O Rodamundo estreou no palco do Centro Cultural São Paulo em meados de 2008 e fez uma série de shows pelo interior de São Paulo, tocando nos SESI’s. Em 2009 vieram shows importantes em SESC’s, feiras culturais na Capital, Fnac Pinheiros, Fnac Paulista e Saraiva (três livrarias de peso na capital paulistana), além de ter tocado no Festival de Inverno de Campos do Jordão, no estande da Oi. Em março de 2010 a banda se apresentou dentro da Estação Sé do Metrô, no clássico horário de pico, as 18hs. Ao falar sobre esse show, Rafael conta que “foi realmente uma experiência especial, por estarmos ali levando nossa música para uma gama tão vasta e diversa de pessoas, e vermos e sentirmos a reação sincera das pessoas ao novo... Foi demais!”. Entre abril e maio fez turnê por quatro estados do Nordeste e participou da Virada Cultural em São Paulo. “Agora estaremos em Ubatuba, cheios de gás e com duas composições recém saídas do forno”, declara o entusiasmo de Felipe.
E, falando sobre o show em Ubatuba, os meninos do Rodamundo nos contam que “todos nós já passamos ótimos momentos por aí, uma das regiões mais bonitas de nosso país. E a vontade de apresentar nossa música onde quer que passemos, faz com que a gente fique procurando saber onde e como está acontecendo a música em cada canto. Com Ubatuba não foi diferente, sempre houve a vontade em encontrar um espaço bacana pra levar nosso som, aí descobrimos o pessoal do Coletivo Arte, com um espaço ótimo e aberto a trabalhos novos e autorais, o que as vezes é bem difícil de se encontrar. Casou exatamente com o que procurávamos. Já estivemos na Sala assistindo espetáculos e o público se mostrou bem receptivo. Estamos preparando algo especial para apresentar na noite do dia 05 e estamos na expectativa de que seja um ótimo show!”.

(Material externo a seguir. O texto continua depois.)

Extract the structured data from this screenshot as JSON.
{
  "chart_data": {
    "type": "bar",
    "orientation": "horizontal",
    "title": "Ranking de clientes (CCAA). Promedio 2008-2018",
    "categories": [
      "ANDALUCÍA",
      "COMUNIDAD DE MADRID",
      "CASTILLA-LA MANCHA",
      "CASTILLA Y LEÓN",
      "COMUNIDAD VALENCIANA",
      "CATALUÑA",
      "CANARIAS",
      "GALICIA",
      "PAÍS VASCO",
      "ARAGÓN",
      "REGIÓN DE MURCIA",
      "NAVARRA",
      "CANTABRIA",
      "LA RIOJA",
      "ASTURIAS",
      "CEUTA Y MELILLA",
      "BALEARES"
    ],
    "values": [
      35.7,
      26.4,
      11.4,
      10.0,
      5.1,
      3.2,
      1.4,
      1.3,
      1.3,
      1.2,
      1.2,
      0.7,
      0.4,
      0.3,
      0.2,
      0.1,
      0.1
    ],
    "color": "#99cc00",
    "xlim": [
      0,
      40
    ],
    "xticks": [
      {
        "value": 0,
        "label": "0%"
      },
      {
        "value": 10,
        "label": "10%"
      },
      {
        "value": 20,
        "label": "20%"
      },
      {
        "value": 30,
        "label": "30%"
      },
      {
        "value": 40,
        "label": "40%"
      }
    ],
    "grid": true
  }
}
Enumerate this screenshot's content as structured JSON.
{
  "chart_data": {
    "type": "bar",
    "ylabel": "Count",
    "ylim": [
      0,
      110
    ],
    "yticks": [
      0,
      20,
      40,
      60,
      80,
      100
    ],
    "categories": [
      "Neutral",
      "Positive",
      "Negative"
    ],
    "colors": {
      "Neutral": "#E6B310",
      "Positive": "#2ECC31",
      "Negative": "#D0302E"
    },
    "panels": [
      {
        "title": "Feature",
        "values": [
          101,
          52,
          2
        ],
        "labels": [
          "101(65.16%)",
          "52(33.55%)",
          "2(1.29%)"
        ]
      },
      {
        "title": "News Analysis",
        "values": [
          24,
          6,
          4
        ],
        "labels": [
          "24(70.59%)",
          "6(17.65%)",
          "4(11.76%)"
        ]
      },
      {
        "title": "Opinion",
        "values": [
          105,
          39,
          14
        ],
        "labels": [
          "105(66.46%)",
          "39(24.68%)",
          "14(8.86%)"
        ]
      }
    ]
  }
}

Rafael e Felipe finalizam falando sobre os projetos futuros. “Já temos bastante material novo e pretendemos em breve entrar em estúdio para gravarmos o próximo álbum. Iniciamos o processo de escolha e pré-produção das músicas. No momento estamos captando parcerias para viabilizar isso tudo. Enquanto isso, estamos preparando o lançamento via internet do single Samba de Fé, que gravamos de forma independente. É uma música especial, que tem sido um dos pontos altos dos últimos shows. Certamente ela estará no repertório para Ubatuba”.
Agora, é só aguardar para ver e ouvir o som do Rodamundo!